Tuesday, 25 March 2025

ESP Or Magic

We have seen that the premise of one work can be casually referenced or even summarily dismissed in another work by the same author. For example, in Poul Anderson's The Avatar, the Betans can travel through space-time via T machines but cannot enter or intervene in their own history, unlike time criminals in the Time Patrol timeline. FTL is possible and extraterrestrial intelligences are abundant in some fictional universes although not in others. There are several alternative answers to the question whether conscious AI is possible. And so on. We appreciate such systematically alternative approaches in Poul Anderson's prolific output. We also find something similar in the works of the author whom I think of as paralleling Anderson, James Blish. 

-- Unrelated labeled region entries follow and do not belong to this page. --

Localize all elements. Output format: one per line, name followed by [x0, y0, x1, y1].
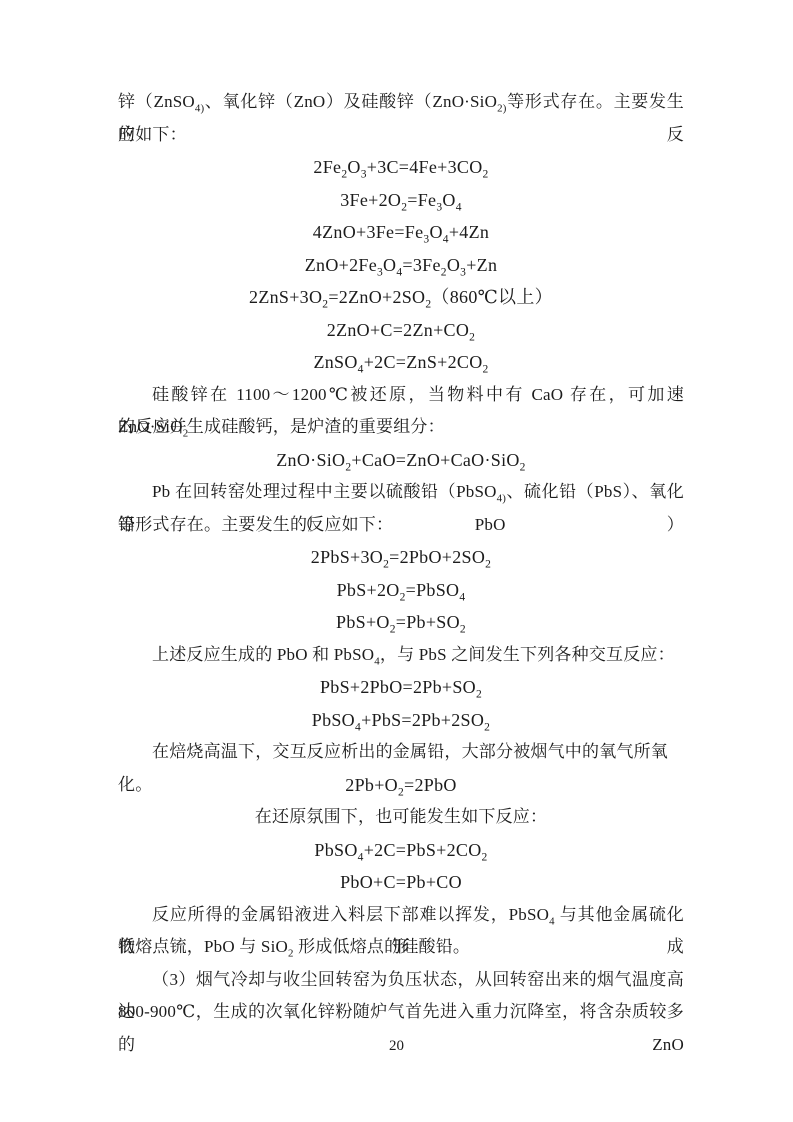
equation-line: PbS+O2=Pb+SO2 [118, 606, 684, 639]
equation-line: 2ZnO+C=2Zn+CO2 [118, 314, 684, 347]
equation-line: 3Fe+2O2=Fe3O4 [118, 184, 684, 217]
equation-line: ZnO·SiO2+CaO=ZnO+CaO·SiO2 [118, 444, 684, 477]
equation-line: 2PbS+3O2=2PbO+2SO2 [118, 541, 684, 574]
equation-line: ZnO+2Fe3O4=3Fe2O3+Zn [118, 249, 684, 282]
equation-line: PbO+C=Pb+CO [118, 866, 684, 899]
equation-line: PbS+2PbO=2Pb+SO2 [118, 671, 684, 704]
equation-line: PbSO4+2C=PbS+2CO2 [118, 834, 684, 867]
text-line: 在还原氛围下，也可能发生如下反应： [118, 801, 684, 834]
equation-line: PbSO4+PbS=2Pb+2SO2 [118, 704, 684, 737]
document-page: 锌（ZnSO4)、氧化锌（ZnO）及硅酸锌（ZnO·SiO2)等形式存在。主要发… [0, 0, 793, 1122]
text-line: 上述反应生成的 PbO 和 PbSO4，与 PbS 之间发生下列各种交互反应： [118, 639, 684, 672]
equation-line: 4ZnO+3Fe=Fe3O4+4Zn [118, 216, 684, 249]
equation-line: ZnSO4+2C=ZnS+2CO2 [118, 346, 684, 379]
text-line: Pb 在回转窑处理过程中主要以硫酸铅（PbSO4)、硫化铅（PbS）、氧化铅（P… [118, 476, 684, 509]
text-line: 800-900℃，生成的次氧化锌粉随炉气首先进入重力沉降室，将含杂质较多的 Zn… [118, 996, 684, 1029]
text-line: 的反应并生成硅酸钙，是炉渣的重要组分： [118, 411, 684, 444]
text-line: 锌（ZnSO4)、氧化锌（ZnO）及硅酸锌（ZnO·SiO2)等形式存在。主要发… [118, 86, 684, 119]
document-lines: 锌（ZnSO4)、氧化锌（ZnO）及硅酸锌（ZnO·SiO2)等形式存在。主要发… [118, 86, 684, 1029]
text-line: 硅酸锌在 1100～1200℃被还原，当物料中有 CaO 存在，可加速 ZnO·… [118, 379, 684, 412]
text-line: 反应所得的金属铅液进入料层下部难以挥发，PbSO4 与其他金属硫化物形成 [118, 899, 684, 932]
equation-line: 2ZnS+3O2=2ZnO+2SO2（860℃以上） [118, 281, 684, 314]
equation-line: 2Pb+O2=2PbO [118, 769, 684, 802]
page-number: 20 [0, 1038, 793, 1055]
text-line: 在焙烧高温下，交互反应析出的金属铅，大部分被烟气中的氧气所氧化。 [118, 736, 684, 769]
equation-line: PbS+2O2=PbSO4 [118, 574, 684, 607]
equation-line: 2Fe2O3+3C=4Fe+3CO2 [118, 151, 684, 184]
text-line: （3）烟气冷却与收尘回转窑为负压状态，从回转窑出来的烟气温度高达 [118, 964, 684, 997]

In an early novel by Blish, Jack Of Eagles, ESP is scientifically rationalized and extensively deployed. Several later works by Blish present alternative rationales for ESP. However, in his Black Easter, a black magician, Theron Ware, says to a client, Baines:

"'Then you don't really believe in magic yet - only in ESP or some such nonsense.'"
-James Blish, Black Easter IN Blish, After Such Knowledge (London, 1991), pp. 319-425 AT p. 33.

When Baines' scientific advisor, Adolph Hess, compares black magic to flying saucers, Baines replies that the reasons for thinking that anyone has seen a saucer are pitiable whereas they have seen a demon. Thus, stories about alien visitations are dismissed. 

When travelling underground in a gravity-vacuum tube, Baines' personal assistant, Ginsberg, remarks that riding in such a thing makes it hard to believe in devils. Yes, hard sf and fantasy are usually light-years apart.